= Kodungallur Pottuvellari =

Snap melon variety from Kerala, India

Kodungallur Pottuvellari (കൊടുങ്ങല്ലൂർ പൊട്ടുവെള്ളരി), also called the Kodungallur snap melon, is a landrace of snap melon (Cucumis melo var. momordica) grown in and around Kodungallur in the Thrissur and Ernakulam districts of the Indian state of Kerala. The fruit is grown mainly for its juice, which is prepared by mashing the ripe pulp with jaggery. Its Malayalam name derives from pottu, meaning to crack, because the fruit splits open on its own when it ripens. In 2022 it was granted a geographical indication tag under the Geographical Indications of Goods (Registration and Protection) Act, 1999.

== Description ==
The plant is a monoecious annual vine of the gourd family that completes its crop cycle in about 75 to 80 days. The fruit is cylindrical and elongated, measuring roughly 30 to 45 cm in length and 32 to 43 cm in girth, and weighs between 1.5 and 3.0 kg. At the marketable stage the skin is creamy white to light yellow, slightly hairy with a white powdery bloom, and lacks the ribs, sutures and stripes seen in many other melons. The flesh is spongy and creamy white, which makes it different from other snap melon cultivars. The fruit is about 90 per cent water and gives off a sweet smell when it cracks at ripeness. It is also known locally as kakkari and palayilpilla.

== Cultivation ==
The melon is grown in the rice fallows of the coastal belt, mostly after the second paddy crop. Sowing is done around January, and the fruit is ready to harvest in about 45 days. Traditional cultivation is concentrated in Kodungallur and neighbouring parts of Thrissur, and it has since spread to areas such as Mala and Nedumbassery in Ernakulam district, where farmers have raised the crop on laterite soils using plastic mulching, drip irrigation and fertigation. A 2026 study of the crop's marketing surveya of farmers across the geographical indication area in Thrissur and Ernakulam and reported that short shelf life, price fluctuation and transport difficulties were among the main constraints faced by growers.

== Culinary use ==
The ripe fruit is used chiefly to make a summer drink, made by mashing the pulp with jaggery; variants blend it with coconut milk or cow's milk. The juice is sold from roadside stalls along the highway between Chavakkad and Kochi during the season. Tender fruits are occasionally eaten as a salad or cooked as a vegetable.
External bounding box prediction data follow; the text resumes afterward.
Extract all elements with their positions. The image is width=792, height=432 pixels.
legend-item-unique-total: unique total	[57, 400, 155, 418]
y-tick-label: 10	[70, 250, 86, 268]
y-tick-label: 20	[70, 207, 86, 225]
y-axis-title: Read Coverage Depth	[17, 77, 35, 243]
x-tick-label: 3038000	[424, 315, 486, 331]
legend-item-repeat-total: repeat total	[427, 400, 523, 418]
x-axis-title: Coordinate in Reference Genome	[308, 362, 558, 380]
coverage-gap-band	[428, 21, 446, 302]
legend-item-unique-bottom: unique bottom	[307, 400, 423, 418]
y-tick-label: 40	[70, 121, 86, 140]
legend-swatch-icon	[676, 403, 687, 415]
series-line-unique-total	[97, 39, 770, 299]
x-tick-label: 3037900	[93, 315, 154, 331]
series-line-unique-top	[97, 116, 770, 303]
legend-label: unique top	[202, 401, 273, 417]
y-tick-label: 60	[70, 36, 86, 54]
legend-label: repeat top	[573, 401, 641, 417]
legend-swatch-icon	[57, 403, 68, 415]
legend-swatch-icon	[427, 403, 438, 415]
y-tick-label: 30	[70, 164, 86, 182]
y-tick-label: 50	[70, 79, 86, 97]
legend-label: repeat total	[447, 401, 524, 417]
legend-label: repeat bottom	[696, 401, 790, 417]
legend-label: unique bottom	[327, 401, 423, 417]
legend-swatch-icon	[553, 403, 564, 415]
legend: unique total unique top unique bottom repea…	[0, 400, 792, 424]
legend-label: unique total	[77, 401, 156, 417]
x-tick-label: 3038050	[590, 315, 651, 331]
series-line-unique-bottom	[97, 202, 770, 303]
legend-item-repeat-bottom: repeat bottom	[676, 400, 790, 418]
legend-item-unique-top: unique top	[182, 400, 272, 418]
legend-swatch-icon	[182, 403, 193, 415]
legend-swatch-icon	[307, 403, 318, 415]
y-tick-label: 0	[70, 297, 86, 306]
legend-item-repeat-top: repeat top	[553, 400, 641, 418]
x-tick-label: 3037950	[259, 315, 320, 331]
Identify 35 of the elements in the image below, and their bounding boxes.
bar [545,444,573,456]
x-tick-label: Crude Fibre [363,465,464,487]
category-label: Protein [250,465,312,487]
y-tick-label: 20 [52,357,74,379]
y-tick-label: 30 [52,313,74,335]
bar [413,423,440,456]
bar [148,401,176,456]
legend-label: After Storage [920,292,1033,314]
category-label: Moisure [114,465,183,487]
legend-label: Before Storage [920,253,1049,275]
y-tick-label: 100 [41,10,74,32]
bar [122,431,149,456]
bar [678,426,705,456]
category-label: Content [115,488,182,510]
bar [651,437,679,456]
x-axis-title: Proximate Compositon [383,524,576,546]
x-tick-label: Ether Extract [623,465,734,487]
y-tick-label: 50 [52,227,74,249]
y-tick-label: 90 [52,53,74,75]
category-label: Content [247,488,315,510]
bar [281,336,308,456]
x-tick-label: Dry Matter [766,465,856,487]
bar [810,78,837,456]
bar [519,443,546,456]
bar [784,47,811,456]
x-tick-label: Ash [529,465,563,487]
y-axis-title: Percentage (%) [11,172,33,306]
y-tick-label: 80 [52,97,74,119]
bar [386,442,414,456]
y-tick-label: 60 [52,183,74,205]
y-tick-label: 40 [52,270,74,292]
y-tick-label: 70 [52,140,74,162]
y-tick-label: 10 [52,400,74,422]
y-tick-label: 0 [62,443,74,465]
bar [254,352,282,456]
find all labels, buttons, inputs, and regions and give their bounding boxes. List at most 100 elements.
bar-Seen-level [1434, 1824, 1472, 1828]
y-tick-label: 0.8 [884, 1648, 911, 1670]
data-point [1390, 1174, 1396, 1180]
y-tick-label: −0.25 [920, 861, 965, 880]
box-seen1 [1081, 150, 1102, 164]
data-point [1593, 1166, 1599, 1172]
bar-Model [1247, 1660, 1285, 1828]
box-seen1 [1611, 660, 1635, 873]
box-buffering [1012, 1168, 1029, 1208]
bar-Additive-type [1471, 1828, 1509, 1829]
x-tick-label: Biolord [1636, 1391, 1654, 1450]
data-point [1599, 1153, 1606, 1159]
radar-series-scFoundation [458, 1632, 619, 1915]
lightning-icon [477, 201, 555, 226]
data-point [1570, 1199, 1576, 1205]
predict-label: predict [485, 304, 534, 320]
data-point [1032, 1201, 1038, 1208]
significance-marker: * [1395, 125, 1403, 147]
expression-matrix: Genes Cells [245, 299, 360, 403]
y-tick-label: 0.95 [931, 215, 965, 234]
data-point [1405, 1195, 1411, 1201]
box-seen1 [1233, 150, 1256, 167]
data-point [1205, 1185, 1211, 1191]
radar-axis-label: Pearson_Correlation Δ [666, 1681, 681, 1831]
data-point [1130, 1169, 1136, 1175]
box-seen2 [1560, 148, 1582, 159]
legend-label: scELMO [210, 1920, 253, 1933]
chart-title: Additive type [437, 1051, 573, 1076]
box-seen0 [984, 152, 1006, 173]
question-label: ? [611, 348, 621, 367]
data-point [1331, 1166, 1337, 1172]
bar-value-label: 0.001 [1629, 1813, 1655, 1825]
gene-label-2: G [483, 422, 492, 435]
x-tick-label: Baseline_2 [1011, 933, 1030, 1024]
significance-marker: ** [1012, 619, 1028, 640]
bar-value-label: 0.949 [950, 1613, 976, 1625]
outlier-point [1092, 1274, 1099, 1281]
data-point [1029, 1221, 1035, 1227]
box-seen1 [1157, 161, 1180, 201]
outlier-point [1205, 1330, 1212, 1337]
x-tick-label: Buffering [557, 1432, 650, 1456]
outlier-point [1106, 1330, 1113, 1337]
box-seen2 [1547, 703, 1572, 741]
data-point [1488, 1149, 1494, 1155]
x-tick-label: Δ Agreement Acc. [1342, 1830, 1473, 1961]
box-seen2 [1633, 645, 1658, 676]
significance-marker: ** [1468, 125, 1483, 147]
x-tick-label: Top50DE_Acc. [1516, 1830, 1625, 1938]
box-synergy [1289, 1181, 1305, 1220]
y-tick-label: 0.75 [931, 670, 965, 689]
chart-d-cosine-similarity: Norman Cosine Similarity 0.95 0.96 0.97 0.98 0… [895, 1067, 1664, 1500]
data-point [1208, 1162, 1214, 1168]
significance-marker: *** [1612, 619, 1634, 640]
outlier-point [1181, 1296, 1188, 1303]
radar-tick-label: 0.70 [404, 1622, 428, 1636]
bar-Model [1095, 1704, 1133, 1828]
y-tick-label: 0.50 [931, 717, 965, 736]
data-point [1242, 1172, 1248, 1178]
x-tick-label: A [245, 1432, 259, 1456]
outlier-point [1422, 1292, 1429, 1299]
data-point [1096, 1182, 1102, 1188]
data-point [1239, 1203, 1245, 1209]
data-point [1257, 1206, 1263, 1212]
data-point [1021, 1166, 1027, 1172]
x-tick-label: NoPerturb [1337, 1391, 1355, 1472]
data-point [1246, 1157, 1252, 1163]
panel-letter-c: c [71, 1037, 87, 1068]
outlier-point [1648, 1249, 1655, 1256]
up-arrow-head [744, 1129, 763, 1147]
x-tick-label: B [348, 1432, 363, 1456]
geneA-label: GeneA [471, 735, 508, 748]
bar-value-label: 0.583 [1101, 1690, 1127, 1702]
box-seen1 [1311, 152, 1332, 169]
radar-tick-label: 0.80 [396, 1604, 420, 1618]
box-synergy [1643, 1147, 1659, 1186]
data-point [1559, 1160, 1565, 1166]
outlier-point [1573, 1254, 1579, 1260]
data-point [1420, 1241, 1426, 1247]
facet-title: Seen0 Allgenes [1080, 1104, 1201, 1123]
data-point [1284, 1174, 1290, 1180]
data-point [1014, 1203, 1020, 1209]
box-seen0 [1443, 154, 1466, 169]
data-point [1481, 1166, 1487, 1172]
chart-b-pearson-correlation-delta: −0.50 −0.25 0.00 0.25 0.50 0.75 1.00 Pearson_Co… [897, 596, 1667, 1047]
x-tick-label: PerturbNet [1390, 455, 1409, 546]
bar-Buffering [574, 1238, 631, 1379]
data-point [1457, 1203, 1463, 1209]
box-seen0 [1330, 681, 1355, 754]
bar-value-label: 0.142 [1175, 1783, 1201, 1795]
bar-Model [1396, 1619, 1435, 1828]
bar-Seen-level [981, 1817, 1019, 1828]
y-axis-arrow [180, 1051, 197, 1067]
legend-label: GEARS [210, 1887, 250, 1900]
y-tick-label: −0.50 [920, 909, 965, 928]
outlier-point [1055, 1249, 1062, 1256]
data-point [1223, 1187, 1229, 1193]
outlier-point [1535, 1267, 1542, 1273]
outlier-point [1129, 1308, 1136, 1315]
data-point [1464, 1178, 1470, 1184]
== Geographical indication ==
The application for geographical indication protection was filed on 19 April 2021 by the Kodungallur Pottuvellari Karshaka Kshema Vikasana Samithi and the Pottuvellari Ulppadaka Sangham, Alangad. The tag was registered under class 31 (agricultural goods), with the certificate issued on 30 November 2022. It was one of five Kerala farm products granted the tag in December 2022, the others being Attappady Attukombu Avara, Attappady Thuvara, Onattukara Ellu and Kanthalloor-Vattavada Veluthulli.